Observa-se que os valores da cultura da organização sobrepõem-se a seus valores, levando este a uma visão da organização a partir destes novos referenciais que lhes são totalmente fora do seu contexto, resultando em conformismos. As voltas com essa relação perversa e contínua, o trabalhador acaba por demonstrar, no trabalho, sintomatologias. O “mundo” do trabalho torna-se, de forma veloz e inconcebível, um complexo monstruoso, que subjuga o homem em todos os seus aspectos. Esse princípio de realidade internar-se e fere o psiquismo humano.
O trabalho segundo Mendes (1999) é lugar de realização, de identidade, valorização e reconhecimento, sendo a busca do prazer uma constante para todos os trabalhadores na direção de manter o seu equilíbrio psíquico, tendo o sofrimento um lugar que surge a partir das imposições que as condições externas às situações de trabalho impõem aos trabalhadores.
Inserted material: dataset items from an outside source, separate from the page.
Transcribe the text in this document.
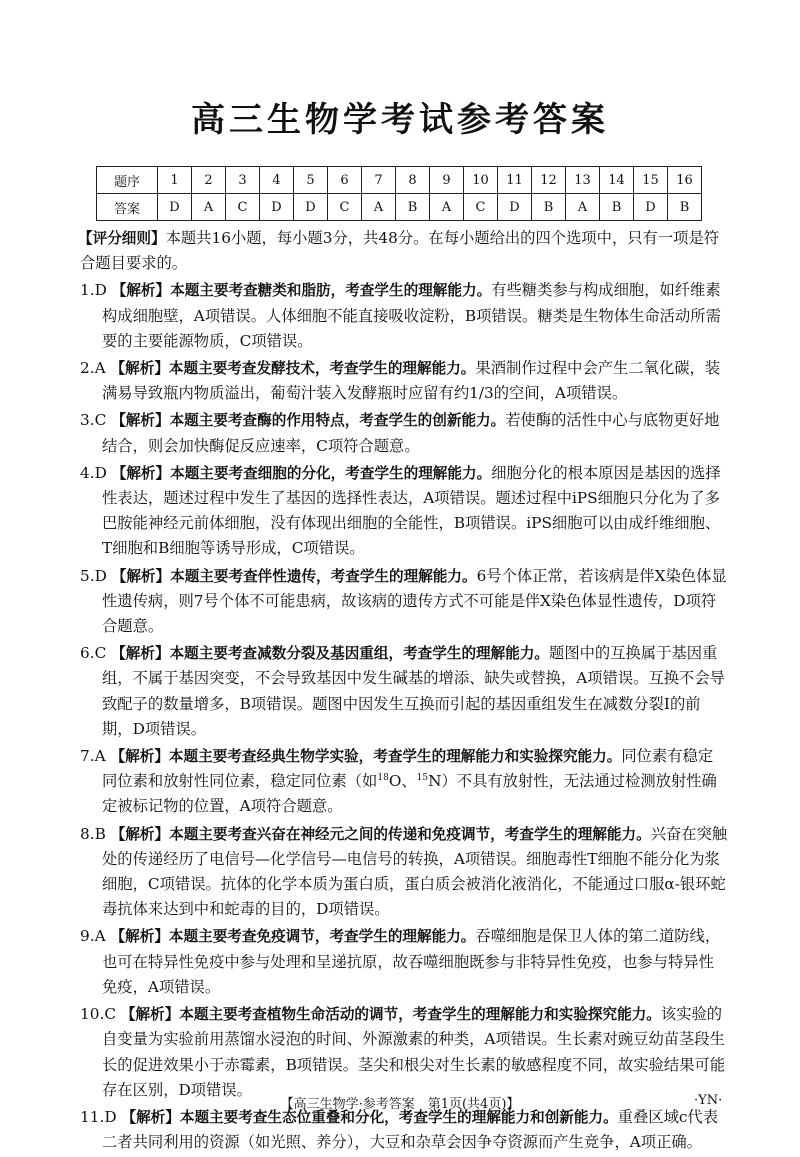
高三生物学考试参考答案
题序	1	2	3	4	5	6	7	8	9	10	11	12	13	14	15	16
答案	D	A	C	D	D	C	A	B	A	C	D	B	A	B	D	B

【评分细则】本题共16小题，每小题3分，共48分。在每小题给出的四个选项中，只有一项是符合题目要求的。

1.D 【解析】本题主要考查糖类和脂肪，考查学生的理解能力。有些糖类参与构成细胞，如纤维素构成细胞壁，A项错误。人体细胞不能直接吸收淀粉，B项错误。糖类是生物体生命活动所需要的主要能源物质，C项错误。

2.A 【解析】本题主要考查发酵技术，考查学生的理解能力。果酒制作过程中会产生二氧化碳，装满易导致瓶内物质溢出，葡萄汁装入发酵瓶时应留有约1/3的空间，A项错误。

3.C 【解析】本题主要考查酶的作用特点，考查学生的创新能力。若使酶的活性中心与底物更好地结合，则会加快酶促反应速率，C项符合题意。

4.D 【解析】本题主要考查细胞的分化，考查学生的理解能力。细胞分化的根本原因是基因的选择性表达，题述过程中发生了基因的选择性表达，A项错误。题述过程中iPS细胞只分化为了多巴胺能神经元前体细胞，没有体现出细胞的全能性，B项错误。iPS细胞可以由成纤维细胞、T细胞和B细胞等诱导形成，C项错误。

5.D 【解析】本题主要考查伴性遗传，考查学生的理解能力。6号个体正常，若该病是伴X染色体显性遗传病，则7号个体不可能患病，故该病的遗传方式不可能是伴X染色体显性遗传，D项符合题意。

6.C 【解析】本题主要考查减数分裂及基因重组，考查学生的理解能力。题图中的互换属于基因重组，不属于基因突变，不会导致基因中发生碱基的增添、缺失或替换，A项错误。互换不会导致配子的数量增多，B项错误。题图中因发生互换而引起的基因重组发生在减数分裂Ⅰ的前期，D项错误。

7.A 【解析】本题主要考查经典生物学实验，考查学生的理解能力和实验探究能力。同位素有稳定同位素和放射性同位素，稳定同位素（如$^{18}$O、$^{15}$N）不具有放射性，无法通过检测放射性确定被标记物的位置，A项符合题意。

8.B 【解析】本题主要考查兴奋在神经元之间的传递和免疫调节，考查学生的理解能力。兴奋在突触处的传递经历了电信号—化学信号—电信号的转换，A项错误。细胞毒性T细胞不能分化为浆细胞，C项错误。抗体的化学本质为蛋白质，蛋白质会被消化液消化，不能通过口服α-银环蛇毒抗体来达到中和蛇毒的目的，D项错误。

9.A 【解析】本题主要考查免疫调节，考查学生的理解能力。吞噬细胞是保卫人体的第二道防线，也可在特异性免疫中参与处理和呈递抗原，故吞噬细胞既参与非特异性免疫，也参与特异性免疫，A项错误。

10.C 【解析】本题主要考查植物生命活动的调节，考查学生的理解能力和实验探究能力。该实验的自变量为实验前用蒸馏水浸泡的时间、外源激素的种类，A项错误。生长素对豌豆幼苗茎段生长的促进效果小于赤霉素，B项错误。茎尖和根尖对生长素的敏感程度不同，故实验结果可能存在区别，D项错误。

11.D 【解析】本题主要考查生态位重叠和分化，考查学生的理解能力和创新能力。重叠区域c代表二者共同利用的资源（如光照、养分），大豆和杂草会因争夺资源而产生竞争，A项正确。

【高三生物学·参考答案　第1页(共4页)】	·YN·
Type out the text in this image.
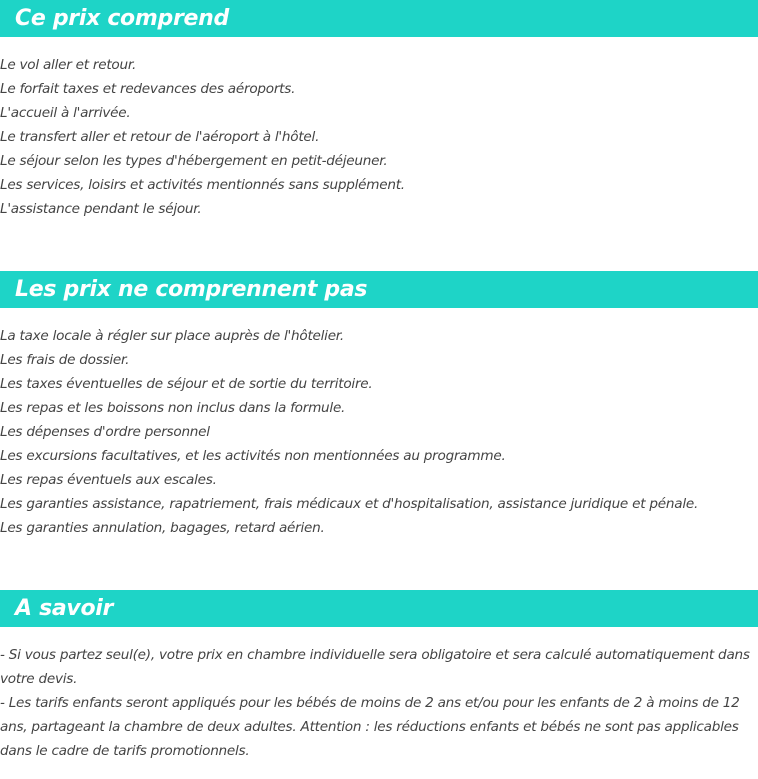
Ce prix comprend
Le vol aller et retour.
Le forfait taxes et redevances des aéroports.
L'accueil à l'arrivée.
Le transfert aller et retour de l'aéroport à l'hôtel.
Le séjour selon les types d'hébergement en petit-déjeuner.
Les services, loisirs et activités mentionnés sans supplément.
L'assistance pendant le séjour.
Les prix ne comprennent pas
La taxe locale à régler sur place auprès de l'hôtelier.
Les frais de dossier.
Les taxes éventuelles de séjour et de sortie du territoire.
Les repas et les boissons non inclus dans la formule.
Les dépenses d'ordre personnel
Les excursions facultatives, et les activités non mentionnées au programme.
Les repas éventuels aux escales.
Les garanties assistance, rapatriement, frais médicaux et d'hospitalisation, assistance juridique et pénale.
Les garanties annulation, bagages, retard aérien.
A savoir

- Si vous partez seul(e), votre prix en chambre individuelle sera obligatoire et sera calculé automatiquement dans votre devis.

- Les tarifs enfants seront appliqués pour les bébés de moins de 2 ans et/ou pour les enfants de 2 à moins de 12 ans, partageant la chambre de deux adultes. Attention : les réductions enfants et bébés ne sont pas applicables dans le cadre de tarifs promotionnels.
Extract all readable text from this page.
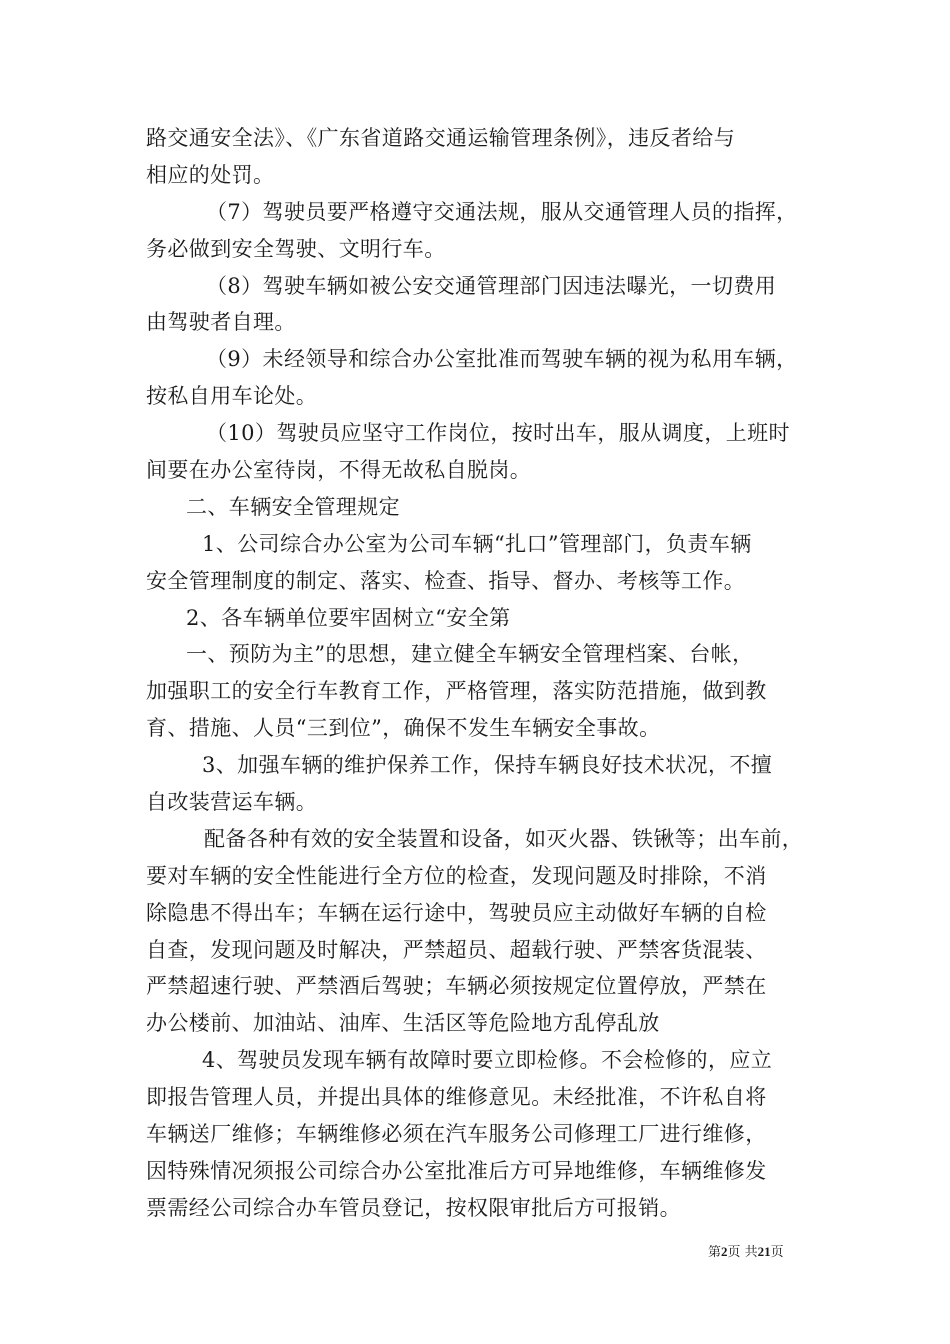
路交通安全法》、《广东省道路交通运输管理条例》，违反者给与
相应的处罚。
（7）驾驶员要严格遵守交通法规，服从交通管理人员的指挥，
务必做到安全驾驶、文明行车。
（8）驾驶车辆如被公安交通管理部门因违法曝光，一切费用
由驾驶者自理。
（9）未经领导和综合办公室批准而驾驶车辆的视为私用车辆，
按私自用车论处。
（10）驾驶员应坚守工作岗位，按时出车，服从调度，上班时
间要在办公室待岗，不得无故私自脱岗。
二、车辆安全管理规定
1、公司综合办公室为公司车辆“扎口”管理部门，负责车辆
安全管理制度的制定、落实、检查、指导、督办、考核等工作。
2、各车辆单位要牢固树立“安全第
一、预防为主”的思想，建立健全车辆安全管理档案、台帐，
加强职工的安全行车教育工作，严格管理，落实防范措施，做到教
育、措施、人员“三到位”，确保不发生车辆安全事故。
3、加强车辆的维护保养工作，保持车辆良好技术状况，不擅
自改装营运车辆。
配备各种有效的安全装置和设备，如灭火器、铁锹等；出车前，
要对车辆的安全性能进行全方位的检查，发现问题及时排除，不消
除隐患不得出车；车辆在运行途中，驾驶员应主动做好车辆的自检
自查，发现问题及时解决，严禁超员、超载行驶、严禁客货混装、
严禁超速行驶、严禁酒后驾驶；车辆必须按规定位置停放，严禁在
办公楼前、加油站、油库、生活区等危险地方乱停乱放
4、驾驶员发现车辆有故障时要立即检修。不会检修的，应立
即报告管理人员，并提出具体的维修意见。未经批准，不许私自将
车辆送厂维修；车辆维修必须在汽车服务公司修理工厂进行维修，
因特殊情况须报公司综合办公室批准后方可异地维修，车辆维修发
票需经公司综合办车管员登记，按权限审批后方可报销。
第2页 共21页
O trabalho é um dos caminhos para o investimento da pulsão por meio da sublimação, que mais aproxima o homem do seu desenvolvimento. O confronto com uma realidade restritiva é que mobiliza a não-gratificação dessa energia pulsional, gerando conflitos e causando sofrimento
Ao refletir na saúde do trabalhador, especialistas tentam, banir o sofrimento do trabalho, no entanto, sofrer corresponde a um estado permanente da condição humana, o sofrimento é a base que confere sentido à vivência do sujeito, trazendo-lhe reconhecimento e identificação por meio da criatividade. Somos seres faltantes!
As doenças somáticas surgem naqueles indivíduos que possuem uma pobre canalização das defesas psíquicas (DEJOURS, 1997).  Quando as defesas psíquicas não conseguem dissipar os conflitos suscitados, sem que ocorra uma descompensação neurótica ou psicótica, surge a doença somática.           
As patologias mentais estão atreladas à formação da personalidade do sujeito. "As descompensações psicóticas e neuróticas dependem, em última instância, da estrutura das personalidades, adquiridas, muito antes, do engajamento na produção" (DEJOURS, 1997, p. 122)
Dejours revela que o trabalho possui um aspecto mais favorável, anunciando que apesar dos resultados funestos da evolução contemporânea da organização do trabalho, esta ainda pode ser fonte de prazer. Como bem vimos, trabalho é fonte de prazer, de estruturação do ser humano, o que causa sofrimento é a organização do trabalho, e o adoecimento se dá naqueles indivíduos que tem uma pobre canalização das defesas psíquicas, ou seja no individuo que tem um ego debilitado e frágil.